Already Pliny the Elder in Naturalis Historia extended Aristotle's scale to scala naturae, and this is the "ladder" Kant refers to. Plotinus and Christian authors took it all the way to the Heaven as a "great chain of being" much earlier, see Archibald, Aristotle’s Ladder, Darwin’s Tree.

As for the quip, "Theutobocus" is not the author name, the reference is to Discours véritable de la vie, mort et des os du géant Theutobocus by a rather obscure Jacques Tissot (Lyon, 1613). The "bones of giant Theutobocus" apparently referred to bones of a mastodon presented as those of a human giant in a hoax. That a French work inserts a Latin quip, calling it an "axiom" no less, suggests that it was already in circulation by then. Classical and Foreign Quotations, p. 209 confirms it:

"Tissot is quoting an old and well-established principle of physics. "Operatur natura", he says, "quantum et quandim potest, sans neant moins faire aucun sault ab extremis ad extrema. Natura enim in operationibus suis non facit saltum". His contemporary, Sir E. Coke, applies it to law:"Natura non facit saltus, ita nec lex". Coke upon Littleton, pp 238b, 239."
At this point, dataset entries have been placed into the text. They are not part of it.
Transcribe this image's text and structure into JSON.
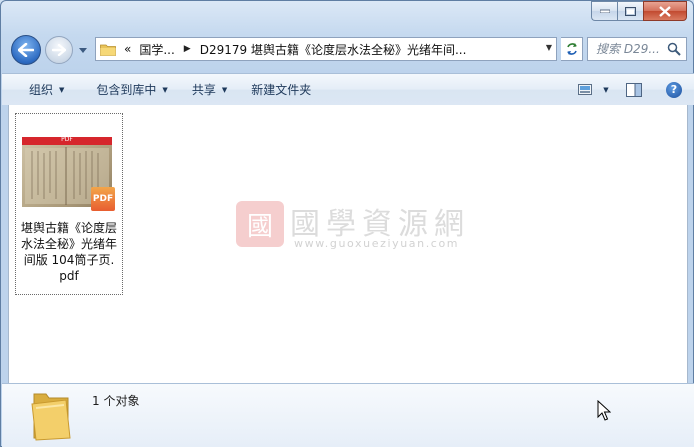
{
  "window": {
    "minimize_label": "—",
    "maximize_label": "□",
    "close_label": "✕"
  },
  "nav": {
    "back_icon": "back-arrow-icon",
    "forward_icon": "forward-arrow-icon",
    "address": {
      "overflow": "«",
      "crumbs": [
        "国学...",
        "D29179 堪舆古籍《论度层水法全秘》光绪年间..."
      ]
    },
    "search_placeholder": "搜索 D29..."
  },
  "commandbar": {
    "items": [
      {
        "label": "组织",
        "has_dropdown": true
      },
      {
        "label": "包含到库中",
        "has_dropdown": true
      },
      {
        "label": "共享",
        "has_dropdown": true
      },
      {
        "label": "新建文件夹",
        "has_dropdown": false
      }
    ],
    "right_icons": [
      "view-options-icon",
      "preview-pane-icon",
      "help-icon"
    ],
    "help_label": "?"
  },
  "files": [
    {
      "name": "堪舆古籍《论度层水法全秘》光绪年间版 104筒子页.pdf",
      "name_lines": [
        "堪舆古籍《论度层",
        "水法全秘》光绪年",
        "间版 104筒子页.",
        "pdf"
      ],
      "thumb_header": "PDF",
      "badge": "PDF"
    }
  ],
  "watermark": {
    "seal": "國",
    "text": "國學資源網",
    "url": "www.guoxueziyuan.com"
  },
  "details": {
    "count_text": "1 个对象"
  },
  "colors": {
    "accent": "#1e395b",
    "close_red": "#c24a30",
    "pdf_red": "#d6262c"
  }
}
And then it goes to Leibniz and Linnaeus. Wicksteed in Studies in Theology, p. 30 adds the following:

"I have not been able to trace it further back in the form of an aphorism, but the principle is taken for granted by Dante as holding good in the physical universe, and is applied by him to the intellectual order."

A lengthy quote from Dante's Convivio, III.7 follows, where the "great chain of being" is on full display:

"And since in the intellectual order of the universe the ascent and descent are almost by continuous gradations from the lowest form to the highest and from the highest to the lowest, as we see in the order of beings capable of sensation; and since between the angelic nature, which is intellectual being, and the human nature there is no gradation but rather the one is, as it were, continuous with the other by the order of gradation; and since between the human soul and the most perfect soul of the brute animals there is also no intermediary gradation, so it is that we see many men so vile and in such a state of baseness that they seem to be almost nothing but beasts. Consequently it must be stated and firmly believed that there are some so noble and so lofty in nature that they are almost nothing but angels, for otherwise the human species would not be continuous in both directions, which is impossible."